The surface par Keith B. Brown (3e édition en 2002), chanteur-guitariste américain de Country Blues.
I wanna love par Rhoda Scott (4e édition en 2003), organiste américaine de jazz et gospel.
Antiyèz la par Dédé Saint Prix (4e édition en 2003), chanteur-flûtiste guadeloupéen de chouwal bwa et zouk.
Malaika par Miriam Makeba (5e édition en 2004), chanteuse sud-africaine d’ethno-jazz et de musique du monde.
Soprann aux Antilles par Camille « Soprann » Hildevert (5e édition en 2004), chanteur-saxophoniste guadeloupéen de jazz de… Saint-Louis !
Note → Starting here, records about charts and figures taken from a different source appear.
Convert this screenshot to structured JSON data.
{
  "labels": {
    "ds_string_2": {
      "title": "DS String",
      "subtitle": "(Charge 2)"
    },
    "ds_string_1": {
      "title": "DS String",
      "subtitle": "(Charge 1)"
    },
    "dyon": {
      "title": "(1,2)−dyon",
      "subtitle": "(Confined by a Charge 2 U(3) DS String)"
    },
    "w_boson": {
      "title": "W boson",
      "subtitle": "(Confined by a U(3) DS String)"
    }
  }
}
Saint-Louis, Sénégal. © : Sahel Découverte.

Sing a song of song par Kenny Garrett (6e édition en 2005), saxophoniste américain de jazz.
I’m a queen bee par Women of Chicago Blues (Deitra Farr, Grana Louise et Zora Young, 8e édition en 2007), chanteuses américaines de blues moderne.
Gilo par Akiyo (8e édition en 2007, mais aussi 2017 et 2019), collectif guadeloupéen.
Change your life par Malika Tirolien (9e édition en 2008, aussi en 2017 dans le cadre du parrainage posthume de Guy Tirolien, en 2019 avec Jacques Schwarz-Bart et marraine en 2025), chanteuse-pianiste guadeloupéenne de jazz.
Burn up the streets par Capleton (10e édition en 2009), chanteur jamaïcain de reggae et dancehall.
The son of a bluesman par Lucky Peterson (10e édition en 2009), chanteur, guitariste, pianiste et organiste américain de blues moderne.
Africa par Ismael Lô (11e édition en 2010), chanteur, guitariste et harmoniciste nigéro-sénégalais de musique traditionnelle africaine.
Mési lavi par Émeline Michel (12e édition en 2011), chanteuse haïtienne de compas, R&B, soul…
Get right church par l’Heritage Blues Orchestra (13e édition en 2012), groupe américain de blues et gospel.
Baimbridge cho par Admiral T (14e édition en 2013), chanteur guadeloupéen de hip-hop, zouk, dancehall…

Malika Tirolien. © : James / Le Monde.

Mwen diw awa par Kassav’ (14e édition en 2013), groupe guadeloupéen de zouk.
The things I used to do par Kenny Neal (15e édition en 2014), chanteur et multi-instrumentiste américain de blues moderne.
Pata pata par Angelique Kidjo (15e édition en 2014), chanteuse béninoise de jazz et de musique traditionnelle africaine.
Hoochie coochie man par Vasti Jackson (16e édition en 2015), chanteur-guitariste américain de blues moderne.
Rabbits in the pea patch par Maceo Parker (17e édition en 2016), chanteur-saxophoniste américain de funk, soul jazz, jazz…
I want to par Bobby Rush (18e édition en 2017), chanteur, harmoniciste et guitariste américain de blues, funk blues et soul blues.
Out of the wilderness par The Como Mamas (19e édition en 2018), chanteuses américaines de gospel.
Promesses bla bla par Tiken Jah Fakoly (20e édition en 2019), chanteur ivoirien de gospel.
Ain’t no slave par Big Daddy Wilson (20e édition en 2019), chanteur et percussionniste américain de blues et soul blues.
Serin Fallou par Youssou N’Dour (21e édition en 2023), chanteur sénégalais de mbalax et de musique traditionnelle africaine.
Isidô par Zouk All Stars avec Frédéric Caracas (22e édition en 2024), chanteur-bassiste guadeloupéen de zouk.

The Como Mamas. © : Soul Bag.

(1). Aujourd’hui, Saint-Louis (Missouri) compte effectivement environ 300 000 habitants intra-muros, mais la population de son agglomération atteint 2 800 000 habitants.